A survey conducted by the Indonesian Institute of Sciences (LIPI), the Ministry of Communications and Information and AGI showed that 36 per cent of industry players saw their revenue rise last year, while 31 per cent experienced lower revenue and 33 per cent said they were not impacted by Covid-19.

Cipto said Indonesians were expected to spend around $1.7 billion on gaming this year but added that most people were buying imported games, while the local gaming industry received less than five per cent of the total spending.

This was why Indonesian game producers had depended heavily on rising export revenue over the past few years, Cipto added.

“There’s an urgent need for the government to support this industry because the bigger you are, the bigger you get … Games that reach a certain threshold [in the number of players] will become more popular, while those that lag will keep lagging,” he said. “So, [depending on how] fast we reach that threshold, we can win in the domestic and export market.”

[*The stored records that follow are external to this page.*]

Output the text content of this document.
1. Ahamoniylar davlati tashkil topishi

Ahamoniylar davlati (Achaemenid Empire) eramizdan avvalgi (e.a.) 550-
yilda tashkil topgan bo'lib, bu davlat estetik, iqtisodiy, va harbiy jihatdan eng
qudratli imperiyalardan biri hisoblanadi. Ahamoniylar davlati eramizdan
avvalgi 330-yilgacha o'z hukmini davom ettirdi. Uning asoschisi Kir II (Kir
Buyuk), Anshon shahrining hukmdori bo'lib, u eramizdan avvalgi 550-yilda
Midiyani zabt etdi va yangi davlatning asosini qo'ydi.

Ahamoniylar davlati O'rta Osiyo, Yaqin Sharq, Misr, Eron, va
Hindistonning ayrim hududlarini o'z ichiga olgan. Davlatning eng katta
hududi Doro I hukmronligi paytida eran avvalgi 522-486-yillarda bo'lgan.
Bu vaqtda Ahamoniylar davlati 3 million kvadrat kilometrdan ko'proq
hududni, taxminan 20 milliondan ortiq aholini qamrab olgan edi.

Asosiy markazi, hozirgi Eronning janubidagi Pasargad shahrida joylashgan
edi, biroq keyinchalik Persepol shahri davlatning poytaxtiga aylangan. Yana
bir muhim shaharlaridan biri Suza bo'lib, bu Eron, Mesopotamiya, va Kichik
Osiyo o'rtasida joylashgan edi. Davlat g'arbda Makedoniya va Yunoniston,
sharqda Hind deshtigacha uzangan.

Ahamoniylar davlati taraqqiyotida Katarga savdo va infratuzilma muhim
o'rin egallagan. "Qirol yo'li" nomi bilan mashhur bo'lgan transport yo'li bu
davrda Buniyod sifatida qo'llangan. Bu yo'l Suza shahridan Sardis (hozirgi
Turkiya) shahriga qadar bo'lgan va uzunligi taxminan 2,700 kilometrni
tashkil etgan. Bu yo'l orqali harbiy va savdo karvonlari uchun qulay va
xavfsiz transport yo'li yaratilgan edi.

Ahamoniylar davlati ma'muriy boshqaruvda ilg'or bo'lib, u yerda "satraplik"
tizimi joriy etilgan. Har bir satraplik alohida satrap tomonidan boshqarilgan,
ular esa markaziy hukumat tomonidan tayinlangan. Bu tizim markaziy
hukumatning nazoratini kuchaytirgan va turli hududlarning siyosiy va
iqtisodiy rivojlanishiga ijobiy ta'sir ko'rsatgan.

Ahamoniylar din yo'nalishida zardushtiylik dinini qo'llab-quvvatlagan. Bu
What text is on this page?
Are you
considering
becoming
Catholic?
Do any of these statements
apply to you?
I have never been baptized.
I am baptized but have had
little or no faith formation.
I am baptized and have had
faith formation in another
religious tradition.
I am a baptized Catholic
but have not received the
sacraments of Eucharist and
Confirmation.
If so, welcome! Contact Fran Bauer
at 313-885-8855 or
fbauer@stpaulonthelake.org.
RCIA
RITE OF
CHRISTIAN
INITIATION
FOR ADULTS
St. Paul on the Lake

Indonesia will be sending 49 participants to two gaming events beginning in September, Cipto said. While 19 will attend the 2021 Tokyo Game Show, 30 will join the Developer Conference (Devcom), Europe’s biggest game developer conference.

Cipto said Indonesia would “catch two fish at once” by attending both events, as Devcom would attract partners for gaming projects on the PC and console platform, while the Tokyo Game Show offered opportunities for mobile game developers.

“We hope Indonesia’s delegates can showcase optimal performance in B2B activities, so as to contribute to our foreign exchange,” Minister of Tourism and Creative Economy Sandiaga Uno said on August 16.

The government has been hands-on in supporting the gaming industry, with Sandiaga’s ministry recently subsidising local games sold on e-commerce platforms during the Indonesia Game Day event on August 8.

Last year, the Ministry of Youth and Sports and the Indonesian Sports Council (KONI) recognised esports as a sports field, thus allowing video games as sports in official competitions, such as the National Games (PON).

A study by tech giant Tencent and game market research firm Newzoo revealed that Indonesia has the greatest esport audience in Southeast Asia at 17 million people, which compares to 8.1 million and 6.7 million in Vietnam and the Philippines, respectively.

“The rollout of 5G networks, which has already begun in countries such as Indonesia, Malaysia, Singapore and Thailand, will further unleash the potential of the [internet], allowing people to embrace games and esports across various platforms and through new models such as cloud gaming,” the report states.

Southeast Asia has become the region with the fastest revenue growth in the global esports industry, according to the same report. Esports revenue in the region is expected to reach $72.5 million in 2024, reflecting a 20.8 per cent compound annual growth rate (CAGR).